Bossi junior tra i libri: “Sul comodino Popper e il Petrucciani”
Intervista al figlio del leader leghista
EMANUELA MINUCCI
Solo gli snob, ieri mattina, al Lingotto, non attendevano con particolare trepidazione l’arrivo di Renzo Bossi. Gli altri, dai cronisti ai politici, continuavano a chiedersi guardando la fila di auto blu ferme davanti al Salone del Libro: «Ma Bossi junior che fine ha fatto? Si era accreditato, doveva venire come consigliere regionale, dov’è?». E i maligni, area centro-sinistra: «Si sarà perso come nella giungla, anzi come in un acquario, il trota fra i libri, ma ve lo vedete?”. Intanto se lo vedranno, stamattina, il trota fra i libri. Perché a dispetto della fama che si è fatto, con quella tripletta di bocciature alla maturità, dai libri si sente attratto».
Allora consigliere, come mai non si è presentato al Salone? «Dovevo lavorare con la mia squadra, la Padania, di cui sono manager. Ma domani (oggi per chi legge, ndr) non voglio perdermi questa festa».
Quindi lei ama la lettura. «Sul comodino ho parecchi saggi di politica e filosofia della politica. In particolare amo Popper».
Scelta impegnativa. Come si concilia con quell’esame di maturità ripetuto tre volte?«Mi interessavo già di politica, fai fatica quando hai questa passione a dedicarti anche agli impegni scolastici».
Non sarà che l’hanno un po’ presa di mira anche perché si chiama Bossi? «Non credo, semplicemente ho riservato poco tempo allo studio. Ma ora la maturità l’ho presa e mi sono pure iscritto a Economia. Poi, grazie a un amico di famiglia come Giorgio Albertazzi ho potuto apprezzare la cosiddetta cultura alta, come il teatro classico».
Insomma, è tempo di cose serie. «Sì, come i libri».

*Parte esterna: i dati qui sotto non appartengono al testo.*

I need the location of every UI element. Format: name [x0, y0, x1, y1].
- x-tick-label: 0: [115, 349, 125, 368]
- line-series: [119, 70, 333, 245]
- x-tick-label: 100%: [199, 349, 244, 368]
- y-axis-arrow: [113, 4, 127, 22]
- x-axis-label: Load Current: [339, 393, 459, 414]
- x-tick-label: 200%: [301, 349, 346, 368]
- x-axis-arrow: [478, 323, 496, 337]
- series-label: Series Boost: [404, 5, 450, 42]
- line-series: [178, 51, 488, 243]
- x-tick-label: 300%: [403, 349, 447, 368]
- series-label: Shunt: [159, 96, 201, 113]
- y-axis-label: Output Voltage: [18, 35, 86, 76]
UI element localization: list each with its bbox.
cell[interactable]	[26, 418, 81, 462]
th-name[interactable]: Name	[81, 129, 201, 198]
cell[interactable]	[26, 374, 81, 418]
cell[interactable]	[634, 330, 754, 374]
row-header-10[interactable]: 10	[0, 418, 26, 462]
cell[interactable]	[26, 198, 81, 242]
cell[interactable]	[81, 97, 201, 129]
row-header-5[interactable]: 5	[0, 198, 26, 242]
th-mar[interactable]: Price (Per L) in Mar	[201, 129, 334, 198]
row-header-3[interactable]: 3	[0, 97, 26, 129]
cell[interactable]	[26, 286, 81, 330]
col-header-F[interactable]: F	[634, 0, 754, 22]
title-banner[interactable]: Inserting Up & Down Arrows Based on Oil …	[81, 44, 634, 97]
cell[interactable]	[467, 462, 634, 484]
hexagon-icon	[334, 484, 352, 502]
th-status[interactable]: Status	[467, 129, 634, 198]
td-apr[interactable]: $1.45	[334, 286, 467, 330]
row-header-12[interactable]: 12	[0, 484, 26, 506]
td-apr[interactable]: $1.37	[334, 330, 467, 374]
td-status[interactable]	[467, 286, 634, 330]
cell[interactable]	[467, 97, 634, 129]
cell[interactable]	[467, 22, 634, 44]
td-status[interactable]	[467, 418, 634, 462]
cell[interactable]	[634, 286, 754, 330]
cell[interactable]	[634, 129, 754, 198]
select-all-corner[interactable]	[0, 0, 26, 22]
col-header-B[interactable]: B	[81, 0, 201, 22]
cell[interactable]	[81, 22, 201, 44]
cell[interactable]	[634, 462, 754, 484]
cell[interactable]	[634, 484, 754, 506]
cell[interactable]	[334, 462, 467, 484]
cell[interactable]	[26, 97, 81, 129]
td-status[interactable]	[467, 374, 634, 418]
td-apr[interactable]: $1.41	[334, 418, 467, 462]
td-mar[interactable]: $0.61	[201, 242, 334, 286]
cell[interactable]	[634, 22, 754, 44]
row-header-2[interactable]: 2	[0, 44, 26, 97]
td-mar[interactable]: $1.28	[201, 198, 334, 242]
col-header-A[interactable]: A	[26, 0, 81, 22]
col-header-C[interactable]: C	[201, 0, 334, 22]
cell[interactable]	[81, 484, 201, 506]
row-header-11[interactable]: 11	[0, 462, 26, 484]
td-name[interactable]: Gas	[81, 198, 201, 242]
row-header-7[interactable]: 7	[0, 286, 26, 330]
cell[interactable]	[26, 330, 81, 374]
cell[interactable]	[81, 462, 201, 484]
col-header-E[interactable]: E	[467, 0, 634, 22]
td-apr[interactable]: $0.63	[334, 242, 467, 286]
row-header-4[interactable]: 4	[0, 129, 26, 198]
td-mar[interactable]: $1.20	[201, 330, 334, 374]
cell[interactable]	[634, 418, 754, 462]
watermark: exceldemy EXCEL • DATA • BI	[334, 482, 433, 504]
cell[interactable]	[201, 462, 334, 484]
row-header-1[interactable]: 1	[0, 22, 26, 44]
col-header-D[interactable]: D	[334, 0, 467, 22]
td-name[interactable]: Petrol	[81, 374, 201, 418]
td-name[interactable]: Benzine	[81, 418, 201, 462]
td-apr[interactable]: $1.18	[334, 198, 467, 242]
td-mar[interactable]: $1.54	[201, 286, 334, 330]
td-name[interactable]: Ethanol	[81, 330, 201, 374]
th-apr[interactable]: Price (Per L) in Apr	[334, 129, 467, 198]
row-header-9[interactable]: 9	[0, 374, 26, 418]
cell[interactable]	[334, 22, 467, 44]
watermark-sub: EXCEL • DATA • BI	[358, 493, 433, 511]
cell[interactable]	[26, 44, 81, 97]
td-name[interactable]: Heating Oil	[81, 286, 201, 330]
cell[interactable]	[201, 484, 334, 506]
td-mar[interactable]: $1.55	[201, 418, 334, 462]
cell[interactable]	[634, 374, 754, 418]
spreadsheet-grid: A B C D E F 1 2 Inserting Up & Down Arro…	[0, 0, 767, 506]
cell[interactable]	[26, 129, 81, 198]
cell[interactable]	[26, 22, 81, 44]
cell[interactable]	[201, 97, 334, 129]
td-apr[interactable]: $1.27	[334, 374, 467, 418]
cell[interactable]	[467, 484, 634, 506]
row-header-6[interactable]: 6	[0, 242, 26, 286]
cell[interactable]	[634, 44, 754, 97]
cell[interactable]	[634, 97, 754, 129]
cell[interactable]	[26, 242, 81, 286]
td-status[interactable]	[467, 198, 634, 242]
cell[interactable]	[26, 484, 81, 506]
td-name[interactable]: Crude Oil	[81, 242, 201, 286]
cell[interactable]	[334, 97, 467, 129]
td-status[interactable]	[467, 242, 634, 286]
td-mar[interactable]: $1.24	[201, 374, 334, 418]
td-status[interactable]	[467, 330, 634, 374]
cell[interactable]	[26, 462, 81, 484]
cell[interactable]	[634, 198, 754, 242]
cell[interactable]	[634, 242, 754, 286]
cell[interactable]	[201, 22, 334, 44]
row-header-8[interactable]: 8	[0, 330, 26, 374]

A parte Popper c’è un altro autore che le sta a cuore? «No, però ho un debole per libri-pilastro come il Petrucciani. Gliel’ho detto, la storia della politica mi affascina. Ho fatto lo scientifico, ma credo che al classico avrei potuto dare di più».
Del resto, con un padre come il suo che fa già parte di questa storia. Ma a proposito del babbo, le ha dato molto fastidio che l’abbia soprannominata trota? «No, assolutamente. Anzi ha ragione. Ho poco più di vent’anni, le sembro forse un delfino? Poi su questa cosa della trota le posso raccontare un aneddoto delizioso».
Dica. «Qualche settimana fa sono stato in Svizzera e lì ho conosciuto il figlio del segretario della Lega dei Ticinesi. Beh, vuole sapere come l’aveva soprannominato il padre? Trota. Evidentemente è un simpatico nomignolo che è tagliato su misura per noi figli di padri federalisti…».
Come vede questo Piemonte neogovernato da Cota? «Meglio di così non poteva andare. Una regione così alla Lega e a una persona giovane e capace. Vedrà che saprà realizzare sul serio il federalismo».
Sarebbe venuto al Salone, anche con la Bresso ancora presidente? «Non lo so, certo che così ci vengo molto più volentieri».